Gesù si fa conoscere a Natanaele, “un israelita in cui non c’è falsità” (v. 47). Sì, perché il Signore si fa trovare da chi lo cerca con tutto il cuore, da chi lo invoca con sincerità (cf. Sal 145,18). Non dobbiamo temere: se cerchiamo veramente il Signore con cuore sincero, egli si fa trovare; anzi, nel farsi trovare ci rivela che già lui prima ci aveva visti e cercati, come qui Gesù dice di aver visto Natanaele quando era sotto il fico, immagine che nella letteratura rabbinica indicava la meditazione delle Scritture.
Grande a volte può essere il nostro vagare, il nostro errare, e anche nella ricerca del Signore può sembrarci di andare a tentoni e di non essere sicuri di star facendo davvero la volontà del Signore. Del resto, finché siamo in questa vita solo di due cose possiamo forse avere una qualche sicurezza: il nostro povero e misero tentativo – se c’è – di non essere falsi, menzogneri, ipocriti, bugiardi di fronte anzitutto a se stessi, alla propria coscienza, e di conseguenza anche di fronte a Dio e agli altri, e poi – e questa è l’unica sicurezza veramente granitica –, la fedeltà del Signore, che ama ciascuno e tutti di un amore incondizionato e fedele e che sempre porta a compimento le sue promesse.
E la promessa che Gesù fa a Natanaele è proprio questa: una comunicazione fra il cielo e la terra resa possibile da lui, dal Figlio dell’uomo (cf. v. 51), titolo che indicava un essere divino. Vi è un amore di Dio che nel Figlio Gesù si manifesta e si offre a chi lo cerca con sincerità. E Natanaele era stato sincero, a costo quasi di essere offensivo: “Da Nazareth può venire qualcosa di buono?” (v. 46).

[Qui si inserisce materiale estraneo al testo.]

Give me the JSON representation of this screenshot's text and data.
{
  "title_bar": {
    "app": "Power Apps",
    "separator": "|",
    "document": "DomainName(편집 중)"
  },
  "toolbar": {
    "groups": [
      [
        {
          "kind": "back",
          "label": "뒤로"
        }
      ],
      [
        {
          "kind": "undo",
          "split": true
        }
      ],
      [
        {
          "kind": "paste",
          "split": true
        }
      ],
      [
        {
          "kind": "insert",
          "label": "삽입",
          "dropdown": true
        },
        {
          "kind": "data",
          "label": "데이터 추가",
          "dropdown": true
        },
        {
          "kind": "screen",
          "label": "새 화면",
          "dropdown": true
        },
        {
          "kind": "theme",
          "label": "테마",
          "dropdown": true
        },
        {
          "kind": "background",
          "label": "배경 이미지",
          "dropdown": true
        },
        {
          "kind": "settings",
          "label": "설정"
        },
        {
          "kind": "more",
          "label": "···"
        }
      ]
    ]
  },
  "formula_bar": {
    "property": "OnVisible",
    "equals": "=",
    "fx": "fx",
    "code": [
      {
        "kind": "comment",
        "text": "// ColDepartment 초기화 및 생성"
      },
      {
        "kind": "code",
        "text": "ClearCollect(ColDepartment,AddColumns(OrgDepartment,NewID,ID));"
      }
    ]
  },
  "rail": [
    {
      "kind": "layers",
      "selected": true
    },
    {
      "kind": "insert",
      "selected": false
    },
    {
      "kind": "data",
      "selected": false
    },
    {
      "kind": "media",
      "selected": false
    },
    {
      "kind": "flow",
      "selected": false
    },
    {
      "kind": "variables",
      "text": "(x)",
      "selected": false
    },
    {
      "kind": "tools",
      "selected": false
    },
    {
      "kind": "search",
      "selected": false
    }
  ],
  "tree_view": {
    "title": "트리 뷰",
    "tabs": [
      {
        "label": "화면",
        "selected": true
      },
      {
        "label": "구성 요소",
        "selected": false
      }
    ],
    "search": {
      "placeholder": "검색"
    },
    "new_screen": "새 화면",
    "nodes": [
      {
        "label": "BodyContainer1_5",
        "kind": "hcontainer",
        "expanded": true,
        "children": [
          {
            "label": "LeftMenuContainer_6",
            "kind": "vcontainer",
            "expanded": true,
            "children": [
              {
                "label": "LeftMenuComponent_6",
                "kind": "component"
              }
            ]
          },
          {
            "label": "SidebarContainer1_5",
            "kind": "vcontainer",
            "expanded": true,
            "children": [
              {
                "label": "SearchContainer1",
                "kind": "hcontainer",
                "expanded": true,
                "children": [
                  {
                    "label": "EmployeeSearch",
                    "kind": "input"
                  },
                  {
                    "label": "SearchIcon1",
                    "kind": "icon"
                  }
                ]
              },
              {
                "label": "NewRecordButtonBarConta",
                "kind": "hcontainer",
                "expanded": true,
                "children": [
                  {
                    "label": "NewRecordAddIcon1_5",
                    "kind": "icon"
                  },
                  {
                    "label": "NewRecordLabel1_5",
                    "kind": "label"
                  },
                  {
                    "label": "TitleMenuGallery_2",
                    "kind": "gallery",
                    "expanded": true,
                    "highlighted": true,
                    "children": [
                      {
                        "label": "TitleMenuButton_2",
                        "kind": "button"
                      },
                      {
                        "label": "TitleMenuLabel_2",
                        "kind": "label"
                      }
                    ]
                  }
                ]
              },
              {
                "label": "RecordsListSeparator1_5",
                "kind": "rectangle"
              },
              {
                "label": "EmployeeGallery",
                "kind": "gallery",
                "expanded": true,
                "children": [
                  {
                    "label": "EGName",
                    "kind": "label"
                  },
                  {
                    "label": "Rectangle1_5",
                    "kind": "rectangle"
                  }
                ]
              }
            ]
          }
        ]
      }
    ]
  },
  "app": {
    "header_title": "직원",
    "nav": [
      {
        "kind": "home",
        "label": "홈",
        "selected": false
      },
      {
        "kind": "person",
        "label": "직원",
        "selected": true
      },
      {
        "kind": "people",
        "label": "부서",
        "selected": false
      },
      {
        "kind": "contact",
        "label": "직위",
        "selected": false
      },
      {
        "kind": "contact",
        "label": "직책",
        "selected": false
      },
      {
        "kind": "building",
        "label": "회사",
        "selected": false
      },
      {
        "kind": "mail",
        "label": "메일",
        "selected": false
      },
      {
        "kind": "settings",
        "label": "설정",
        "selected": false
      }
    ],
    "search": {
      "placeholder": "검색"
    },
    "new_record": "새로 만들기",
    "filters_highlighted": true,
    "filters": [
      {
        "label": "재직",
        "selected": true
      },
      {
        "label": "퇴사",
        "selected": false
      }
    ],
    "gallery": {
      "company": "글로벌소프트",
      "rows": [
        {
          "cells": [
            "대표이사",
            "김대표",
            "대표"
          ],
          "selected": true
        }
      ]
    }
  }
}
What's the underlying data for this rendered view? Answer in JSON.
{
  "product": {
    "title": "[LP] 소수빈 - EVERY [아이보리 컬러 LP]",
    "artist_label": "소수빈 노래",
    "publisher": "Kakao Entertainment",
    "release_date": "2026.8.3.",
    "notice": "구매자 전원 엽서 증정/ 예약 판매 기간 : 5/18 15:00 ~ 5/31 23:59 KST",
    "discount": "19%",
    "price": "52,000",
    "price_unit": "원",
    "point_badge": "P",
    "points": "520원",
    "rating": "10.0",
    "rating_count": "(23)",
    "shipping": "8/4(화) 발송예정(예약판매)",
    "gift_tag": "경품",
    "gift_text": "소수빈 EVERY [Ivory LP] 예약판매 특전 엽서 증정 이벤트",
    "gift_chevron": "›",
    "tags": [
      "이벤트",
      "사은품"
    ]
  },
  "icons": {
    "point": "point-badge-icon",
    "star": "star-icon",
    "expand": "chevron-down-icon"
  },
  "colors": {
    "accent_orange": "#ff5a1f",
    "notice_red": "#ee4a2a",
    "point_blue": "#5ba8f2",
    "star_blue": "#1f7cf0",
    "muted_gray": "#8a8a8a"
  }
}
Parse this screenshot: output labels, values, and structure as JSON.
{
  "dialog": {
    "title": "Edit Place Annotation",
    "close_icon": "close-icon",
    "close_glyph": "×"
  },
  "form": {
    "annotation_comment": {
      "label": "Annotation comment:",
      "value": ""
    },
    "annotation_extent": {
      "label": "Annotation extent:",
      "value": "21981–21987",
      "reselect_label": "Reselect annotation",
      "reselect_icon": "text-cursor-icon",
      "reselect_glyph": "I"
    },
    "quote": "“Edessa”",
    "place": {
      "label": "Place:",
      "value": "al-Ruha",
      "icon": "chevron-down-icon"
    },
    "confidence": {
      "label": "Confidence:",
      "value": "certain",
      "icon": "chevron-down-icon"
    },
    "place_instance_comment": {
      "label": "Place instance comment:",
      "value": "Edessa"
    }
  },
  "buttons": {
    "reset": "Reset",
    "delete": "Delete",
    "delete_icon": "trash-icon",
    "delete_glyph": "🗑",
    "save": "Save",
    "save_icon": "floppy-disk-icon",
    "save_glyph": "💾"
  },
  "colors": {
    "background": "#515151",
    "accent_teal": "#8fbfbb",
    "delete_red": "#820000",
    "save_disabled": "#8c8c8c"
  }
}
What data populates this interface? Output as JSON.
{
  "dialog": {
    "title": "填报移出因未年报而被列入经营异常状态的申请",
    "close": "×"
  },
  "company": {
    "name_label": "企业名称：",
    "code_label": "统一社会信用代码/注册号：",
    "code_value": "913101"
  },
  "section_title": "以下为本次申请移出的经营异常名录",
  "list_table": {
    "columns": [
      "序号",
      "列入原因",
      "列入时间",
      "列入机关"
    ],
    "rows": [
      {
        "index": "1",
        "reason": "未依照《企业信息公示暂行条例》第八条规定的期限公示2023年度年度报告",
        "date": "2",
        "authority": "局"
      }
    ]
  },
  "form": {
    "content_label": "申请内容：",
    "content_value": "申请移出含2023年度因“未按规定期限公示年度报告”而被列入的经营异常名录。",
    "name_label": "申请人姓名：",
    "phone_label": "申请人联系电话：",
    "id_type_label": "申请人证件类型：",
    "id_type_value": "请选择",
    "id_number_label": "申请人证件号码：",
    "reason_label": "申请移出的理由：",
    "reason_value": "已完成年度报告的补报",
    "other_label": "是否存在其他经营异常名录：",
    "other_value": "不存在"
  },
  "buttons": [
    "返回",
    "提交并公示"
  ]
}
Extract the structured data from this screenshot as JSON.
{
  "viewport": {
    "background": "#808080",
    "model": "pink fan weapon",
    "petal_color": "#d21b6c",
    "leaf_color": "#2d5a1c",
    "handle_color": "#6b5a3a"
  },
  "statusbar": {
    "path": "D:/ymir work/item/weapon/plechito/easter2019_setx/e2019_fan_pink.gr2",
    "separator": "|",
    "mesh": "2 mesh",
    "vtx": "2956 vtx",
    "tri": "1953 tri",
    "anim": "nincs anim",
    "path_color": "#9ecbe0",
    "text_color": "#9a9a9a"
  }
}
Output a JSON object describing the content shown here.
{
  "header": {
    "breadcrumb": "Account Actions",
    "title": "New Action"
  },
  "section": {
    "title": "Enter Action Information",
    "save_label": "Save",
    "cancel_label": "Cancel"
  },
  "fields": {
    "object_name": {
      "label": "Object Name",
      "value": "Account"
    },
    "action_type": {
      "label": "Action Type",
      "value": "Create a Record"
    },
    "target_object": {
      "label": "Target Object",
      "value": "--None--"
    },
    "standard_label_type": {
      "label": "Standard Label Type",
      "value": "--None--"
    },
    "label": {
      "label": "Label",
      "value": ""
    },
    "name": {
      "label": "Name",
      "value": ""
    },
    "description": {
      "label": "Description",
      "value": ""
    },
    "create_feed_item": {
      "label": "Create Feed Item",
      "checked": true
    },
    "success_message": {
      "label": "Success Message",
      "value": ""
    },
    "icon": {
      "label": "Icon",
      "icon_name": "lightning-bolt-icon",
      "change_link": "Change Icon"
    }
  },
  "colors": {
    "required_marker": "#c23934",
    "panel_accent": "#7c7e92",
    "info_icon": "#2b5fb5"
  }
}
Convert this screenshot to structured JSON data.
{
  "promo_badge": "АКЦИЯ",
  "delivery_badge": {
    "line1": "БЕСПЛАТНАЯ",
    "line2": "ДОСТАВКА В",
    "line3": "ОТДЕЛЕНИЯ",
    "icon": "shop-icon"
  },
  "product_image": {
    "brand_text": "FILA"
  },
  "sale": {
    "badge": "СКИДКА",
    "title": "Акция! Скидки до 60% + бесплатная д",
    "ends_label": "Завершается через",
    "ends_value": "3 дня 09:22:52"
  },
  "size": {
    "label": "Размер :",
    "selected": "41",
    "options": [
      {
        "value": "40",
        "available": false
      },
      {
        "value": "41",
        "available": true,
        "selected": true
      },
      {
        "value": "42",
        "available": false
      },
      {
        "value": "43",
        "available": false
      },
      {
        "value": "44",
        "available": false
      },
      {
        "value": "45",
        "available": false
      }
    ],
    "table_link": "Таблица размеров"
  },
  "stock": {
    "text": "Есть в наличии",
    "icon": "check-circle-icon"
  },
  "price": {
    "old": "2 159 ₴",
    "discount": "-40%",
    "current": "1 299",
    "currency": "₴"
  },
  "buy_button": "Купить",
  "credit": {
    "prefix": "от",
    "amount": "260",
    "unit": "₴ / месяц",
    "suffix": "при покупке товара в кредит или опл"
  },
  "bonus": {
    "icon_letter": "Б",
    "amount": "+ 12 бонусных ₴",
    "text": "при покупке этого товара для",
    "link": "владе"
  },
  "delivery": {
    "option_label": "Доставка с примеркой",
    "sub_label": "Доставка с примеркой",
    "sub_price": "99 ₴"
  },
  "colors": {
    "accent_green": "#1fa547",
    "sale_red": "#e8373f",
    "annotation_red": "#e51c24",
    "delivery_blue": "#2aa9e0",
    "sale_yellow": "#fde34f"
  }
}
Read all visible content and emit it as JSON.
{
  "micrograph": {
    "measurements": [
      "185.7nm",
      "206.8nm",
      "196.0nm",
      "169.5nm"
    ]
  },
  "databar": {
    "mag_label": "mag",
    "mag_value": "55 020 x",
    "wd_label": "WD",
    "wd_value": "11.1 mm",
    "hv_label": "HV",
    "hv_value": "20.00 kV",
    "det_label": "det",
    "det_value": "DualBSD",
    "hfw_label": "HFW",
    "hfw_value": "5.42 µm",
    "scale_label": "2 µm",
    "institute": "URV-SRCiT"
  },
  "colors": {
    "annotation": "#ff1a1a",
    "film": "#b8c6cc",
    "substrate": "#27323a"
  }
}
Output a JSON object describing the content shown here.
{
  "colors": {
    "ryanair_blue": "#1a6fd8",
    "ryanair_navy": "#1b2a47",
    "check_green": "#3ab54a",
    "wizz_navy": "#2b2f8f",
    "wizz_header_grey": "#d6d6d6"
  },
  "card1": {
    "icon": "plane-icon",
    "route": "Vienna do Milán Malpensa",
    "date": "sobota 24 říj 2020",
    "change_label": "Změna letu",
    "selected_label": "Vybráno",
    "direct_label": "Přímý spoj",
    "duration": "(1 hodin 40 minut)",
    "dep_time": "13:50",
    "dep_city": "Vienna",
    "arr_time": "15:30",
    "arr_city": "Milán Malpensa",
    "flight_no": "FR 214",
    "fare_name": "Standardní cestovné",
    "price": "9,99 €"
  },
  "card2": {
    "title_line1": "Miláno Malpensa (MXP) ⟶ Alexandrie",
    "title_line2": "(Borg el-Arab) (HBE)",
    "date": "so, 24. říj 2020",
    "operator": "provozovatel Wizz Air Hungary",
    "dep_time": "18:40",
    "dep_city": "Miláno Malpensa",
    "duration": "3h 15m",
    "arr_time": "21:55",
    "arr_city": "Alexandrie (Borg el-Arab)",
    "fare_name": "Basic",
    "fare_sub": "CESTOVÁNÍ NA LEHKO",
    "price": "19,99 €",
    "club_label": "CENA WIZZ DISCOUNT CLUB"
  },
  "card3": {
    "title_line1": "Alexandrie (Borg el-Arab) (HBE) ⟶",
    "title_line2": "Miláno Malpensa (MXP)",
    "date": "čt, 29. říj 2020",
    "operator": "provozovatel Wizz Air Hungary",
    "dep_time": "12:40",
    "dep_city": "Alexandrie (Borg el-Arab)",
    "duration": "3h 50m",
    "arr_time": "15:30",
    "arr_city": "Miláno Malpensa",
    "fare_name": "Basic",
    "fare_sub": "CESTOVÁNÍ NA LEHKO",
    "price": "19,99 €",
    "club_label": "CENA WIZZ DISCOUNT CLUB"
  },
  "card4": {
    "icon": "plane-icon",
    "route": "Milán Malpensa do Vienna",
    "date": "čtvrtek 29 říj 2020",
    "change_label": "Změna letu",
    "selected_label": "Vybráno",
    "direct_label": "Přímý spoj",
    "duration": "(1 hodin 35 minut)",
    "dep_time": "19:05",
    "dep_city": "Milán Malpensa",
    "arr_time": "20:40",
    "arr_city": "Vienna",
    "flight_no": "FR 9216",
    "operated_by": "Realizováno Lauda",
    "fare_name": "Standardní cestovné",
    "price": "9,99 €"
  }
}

Dio non si spaventa di fronte alle nostre parole e al nostro atteggiamento nei suoi confronti, anche se è un atteggiamento di diffidenza e di rifiuto: basta che sia sincero, basta che noi ci siamo veramente, senza mentire, senza cercare false apparenze o senza seguire mode spirituali. È il nostro cuore che il Signore cerca, per incontrarci e parlare al nostro cuore, anzi, sul nostro cuore (cf. Os 2,16: “parlerò sul suo cuore”).
Quando nelle nostre parole, nelle parole che impieghiamo nella nostra preghiera ci siamo veramente, ci mettiamo noi stessi, accettando di far venire a parola quei sentimenti e quelle emozioni che ci portiamo dentro senza camuffarle, senza averne paura, senza rimuoverle per un nascosto senso di colpa, ma diamo loro voce, fosse pure per dire, con Natanaele: “Da quel luogo può mai venire qualcosa da parte del Signore?”, il Signore ci viene incontro e ci fa conoscere che eravamo da lui conosciuti e amati, e allora il nostro cuore, che ha accettato di essere se stesso, può incontrare il cuore di Dio e conoscere il suo amore: “Vedrete il cielo aperto e gli angeli di Dio salire e scendere sopra il Figlio dell’uomo” (v. 51).
Ciò che ci impedisce di incontrare il Signore non è, dunque, l’eventuale ribellione o diffidenza che è in noi, ma piuttosto quella tiepidezza (cf. Ap 3,15-16) che è il frutto di un susseguirsi di piccole menzogne che abbiamo detto a noi stessi, a Dio e agli altri e che non ci fa più incontrare né il nostro cuore, né il Signore, il quale sempre sta alla porta del nostro cuore e bussa (cf. Ap 3,20). Apriamogli!